"Nebber mine see that white pfeller t'ouser," she screamed angrily. "I good lubra—nebber steal!" She paused and added a convincing proof. "Boss's t'ouser no good for Ben—he too big!"

"And that's true," said Mrs. Macleay. "What's more, ma'am, you sent four pairs down by Jacky and I counted them over to Julia, and there was only three."

"What you done with 'em, Jacky?" Mrs. Warner asked severely.

"Mine gibit all them things to Julia," reiterated Jacky. "She no good."

Mrs. Warner knitted her brows.

"You not telling me truth, Jacky," she said. "I send you to boss unless you do."

"Mine thinkit always tell truth," said Jacky. "That pfeller God him kill Jacky if not tell truth. Jacky very good black pfeller." He beamed on his mistress in a childlike fashion.

A tall man strode into the kitchen verandah—a stockman, so bronzed that he might almost have been taken for a native.

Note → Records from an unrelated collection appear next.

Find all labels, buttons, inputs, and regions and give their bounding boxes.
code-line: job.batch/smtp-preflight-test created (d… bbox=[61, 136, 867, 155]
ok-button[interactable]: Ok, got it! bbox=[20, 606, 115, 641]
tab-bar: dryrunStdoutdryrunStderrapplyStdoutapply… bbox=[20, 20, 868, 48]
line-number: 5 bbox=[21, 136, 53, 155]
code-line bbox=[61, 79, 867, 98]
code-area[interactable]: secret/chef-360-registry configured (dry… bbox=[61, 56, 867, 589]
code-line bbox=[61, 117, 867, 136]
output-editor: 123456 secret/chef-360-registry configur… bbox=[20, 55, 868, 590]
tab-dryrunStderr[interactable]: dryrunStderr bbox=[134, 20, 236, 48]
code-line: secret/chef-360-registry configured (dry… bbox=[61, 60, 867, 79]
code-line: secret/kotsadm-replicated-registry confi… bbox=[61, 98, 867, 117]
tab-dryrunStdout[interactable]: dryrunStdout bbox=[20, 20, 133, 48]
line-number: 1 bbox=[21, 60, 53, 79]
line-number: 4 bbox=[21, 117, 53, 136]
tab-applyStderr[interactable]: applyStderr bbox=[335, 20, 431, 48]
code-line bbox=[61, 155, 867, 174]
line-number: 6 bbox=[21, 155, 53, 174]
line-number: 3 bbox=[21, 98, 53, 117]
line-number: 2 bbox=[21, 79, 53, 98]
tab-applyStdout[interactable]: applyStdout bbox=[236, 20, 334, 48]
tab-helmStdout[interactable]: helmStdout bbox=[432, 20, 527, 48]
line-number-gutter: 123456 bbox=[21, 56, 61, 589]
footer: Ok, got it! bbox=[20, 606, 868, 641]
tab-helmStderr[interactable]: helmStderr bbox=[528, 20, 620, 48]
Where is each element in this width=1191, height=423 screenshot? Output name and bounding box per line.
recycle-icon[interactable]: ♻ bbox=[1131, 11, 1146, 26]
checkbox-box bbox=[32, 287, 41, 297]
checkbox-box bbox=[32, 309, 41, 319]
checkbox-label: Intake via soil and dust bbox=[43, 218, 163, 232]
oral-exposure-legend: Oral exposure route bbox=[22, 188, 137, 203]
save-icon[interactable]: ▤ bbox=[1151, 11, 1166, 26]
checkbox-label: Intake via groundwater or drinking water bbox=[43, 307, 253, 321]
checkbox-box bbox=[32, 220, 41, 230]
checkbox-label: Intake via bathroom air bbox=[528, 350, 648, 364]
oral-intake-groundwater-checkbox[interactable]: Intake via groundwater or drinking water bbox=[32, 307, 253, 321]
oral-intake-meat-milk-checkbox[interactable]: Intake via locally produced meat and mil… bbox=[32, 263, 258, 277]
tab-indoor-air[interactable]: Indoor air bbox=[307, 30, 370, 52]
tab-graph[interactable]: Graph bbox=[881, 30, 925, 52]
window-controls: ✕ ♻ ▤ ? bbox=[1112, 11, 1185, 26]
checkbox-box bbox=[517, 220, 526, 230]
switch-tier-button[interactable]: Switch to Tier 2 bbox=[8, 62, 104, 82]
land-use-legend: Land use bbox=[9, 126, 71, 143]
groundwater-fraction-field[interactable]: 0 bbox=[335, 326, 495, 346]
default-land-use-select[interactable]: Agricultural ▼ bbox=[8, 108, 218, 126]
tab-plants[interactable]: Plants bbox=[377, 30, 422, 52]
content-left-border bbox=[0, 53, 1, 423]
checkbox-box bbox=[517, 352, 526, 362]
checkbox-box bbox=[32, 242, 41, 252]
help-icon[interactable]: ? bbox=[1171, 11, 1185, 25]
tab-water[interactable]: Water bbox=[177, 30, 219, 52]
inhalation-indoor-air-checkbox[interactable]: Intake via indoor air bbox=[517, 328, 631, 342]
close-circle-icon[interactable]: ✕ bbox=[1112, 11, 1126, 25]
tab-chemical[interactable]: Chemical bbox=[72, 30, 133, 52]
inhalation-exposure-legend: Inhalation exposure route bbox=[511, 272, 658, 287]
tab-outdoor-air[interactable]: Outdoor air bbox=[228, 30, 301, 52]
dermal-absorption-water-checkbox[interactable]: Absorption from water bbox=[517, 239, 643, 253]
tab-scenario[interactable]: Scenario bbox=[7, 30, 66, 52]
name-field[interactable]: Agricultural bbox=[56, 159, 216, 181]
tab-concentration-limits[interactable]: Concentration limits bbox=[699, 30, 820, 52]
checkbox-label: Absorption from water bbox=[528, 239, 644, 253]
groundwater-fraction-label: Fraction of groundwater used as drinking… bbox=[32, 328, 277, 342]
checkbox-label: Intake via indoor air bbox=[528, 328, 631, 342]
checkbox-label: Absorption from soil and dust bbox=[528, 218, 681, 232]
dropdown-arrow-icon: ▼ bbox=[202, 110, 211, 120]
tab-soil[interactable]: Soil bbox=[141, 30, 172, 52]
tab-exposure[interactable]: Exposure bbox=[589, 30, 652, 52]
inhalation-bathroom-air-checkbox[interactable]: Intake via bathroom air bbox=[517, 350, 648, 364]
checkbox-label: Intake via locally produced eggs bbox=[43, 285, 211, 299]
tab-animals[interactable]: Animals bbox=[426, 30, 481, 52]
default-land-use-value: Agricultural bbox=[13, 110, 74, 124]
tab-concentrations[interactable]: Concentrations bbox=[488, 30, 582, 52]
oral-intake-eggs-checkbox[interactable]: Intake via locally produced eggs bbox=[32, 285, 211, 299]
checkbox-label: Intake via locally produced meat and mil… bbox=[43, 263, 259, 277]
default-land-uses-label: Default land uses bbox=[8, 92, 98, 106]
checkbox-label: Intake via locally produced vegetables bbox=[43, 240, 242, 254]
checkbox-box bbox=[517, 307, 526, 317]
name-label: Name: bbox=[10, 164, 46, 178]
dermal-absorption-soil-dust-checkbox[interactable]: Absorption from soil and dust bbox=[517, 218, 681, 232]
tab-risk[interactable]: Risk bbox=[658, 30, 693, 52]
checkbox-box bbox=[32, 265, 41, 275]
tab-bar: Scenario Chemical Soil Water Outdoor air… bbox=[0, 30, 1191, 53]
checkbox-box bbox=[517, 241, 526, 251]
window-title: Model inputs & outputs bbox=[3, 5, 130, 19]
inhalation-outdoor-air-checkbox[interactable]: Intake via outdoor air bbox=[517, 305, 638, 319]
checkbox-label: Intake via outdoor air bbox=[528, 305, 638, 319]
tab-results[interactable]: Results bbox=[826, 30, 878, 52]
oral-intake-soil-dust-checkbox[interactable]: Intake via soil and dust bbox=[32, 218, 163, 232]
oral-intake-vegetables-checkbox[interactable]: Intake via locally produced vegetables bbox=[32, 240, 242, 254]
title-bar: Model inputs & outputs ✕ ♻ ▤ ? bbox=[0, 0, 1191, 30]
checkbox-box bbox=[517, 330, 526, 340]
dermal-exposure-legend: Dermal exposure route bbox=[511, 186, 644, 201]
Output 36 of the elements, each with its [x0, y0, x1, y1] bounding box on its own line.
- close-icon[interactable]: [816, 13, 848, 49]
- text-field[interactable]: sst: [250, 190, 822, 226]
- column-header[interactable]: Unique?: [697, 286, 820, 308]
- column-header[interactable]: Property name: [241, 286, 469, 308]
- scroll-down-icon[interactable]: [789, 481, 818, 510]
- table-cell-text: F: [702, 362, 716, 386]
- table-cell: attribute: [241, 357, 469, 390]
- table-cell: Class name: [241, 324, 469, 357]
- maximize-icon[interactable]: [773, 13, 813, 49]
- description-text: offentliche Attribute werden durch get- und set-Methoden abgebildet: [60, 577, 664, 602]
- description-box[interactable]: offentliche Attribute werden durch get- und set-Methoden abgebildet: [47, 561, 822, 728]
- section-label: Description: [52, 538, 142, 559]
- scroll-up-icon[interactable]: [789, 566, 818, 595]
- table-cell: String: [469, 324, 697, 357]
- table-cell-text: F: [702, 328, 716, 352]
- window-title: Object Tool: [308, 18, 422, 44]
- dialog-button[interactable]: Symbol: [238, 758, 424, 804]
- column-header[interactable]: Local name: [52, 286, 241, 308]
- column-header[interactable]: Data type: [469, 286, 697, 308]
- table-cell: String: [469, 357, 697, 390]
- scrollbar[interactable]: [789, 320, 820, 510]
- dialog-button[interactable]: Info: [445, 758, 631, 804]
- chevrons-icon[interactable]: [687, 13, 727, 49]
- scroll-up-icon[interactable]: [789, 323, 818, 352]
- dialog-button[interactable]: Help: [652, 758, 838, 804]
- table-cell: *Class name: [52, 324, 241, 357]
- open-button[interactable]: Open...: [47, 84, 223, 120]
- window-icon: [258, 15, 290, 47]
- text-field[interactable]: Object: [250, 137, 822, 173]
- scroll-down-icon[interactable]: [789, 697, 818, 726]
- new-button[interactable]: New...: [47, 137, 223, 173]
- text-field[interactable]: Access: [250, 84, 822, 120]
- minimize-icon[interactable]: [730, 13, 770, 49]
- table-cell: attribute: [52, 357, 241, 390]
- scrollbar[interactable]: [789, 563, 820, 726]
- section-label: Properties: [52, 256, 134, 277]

He carried in his hand a begrimed and crumpled pair of flannel trousers.

"Morning, missus!" he said. "Glad you've got that chap on the carpet." He nodded wrathfully at Jacky, who suddenly assumed the air of a hurt baby. "I seen him last night doin' the grand in these down at the camp—reckon he got lost if he tried to put 'em on, so he was wearin' 'em tied round his dirty neck! I wasn't able to stop just then—I was after a bullock—but I turned out his hut this mornin' and got 'em from his gin. Good pants, too. They'll take a bit of washin' now."

"I go wash 'em, missis," said Julia, in a voice of oil. "I tell you that pfeller Jacky no good." She seized the trousers and departed.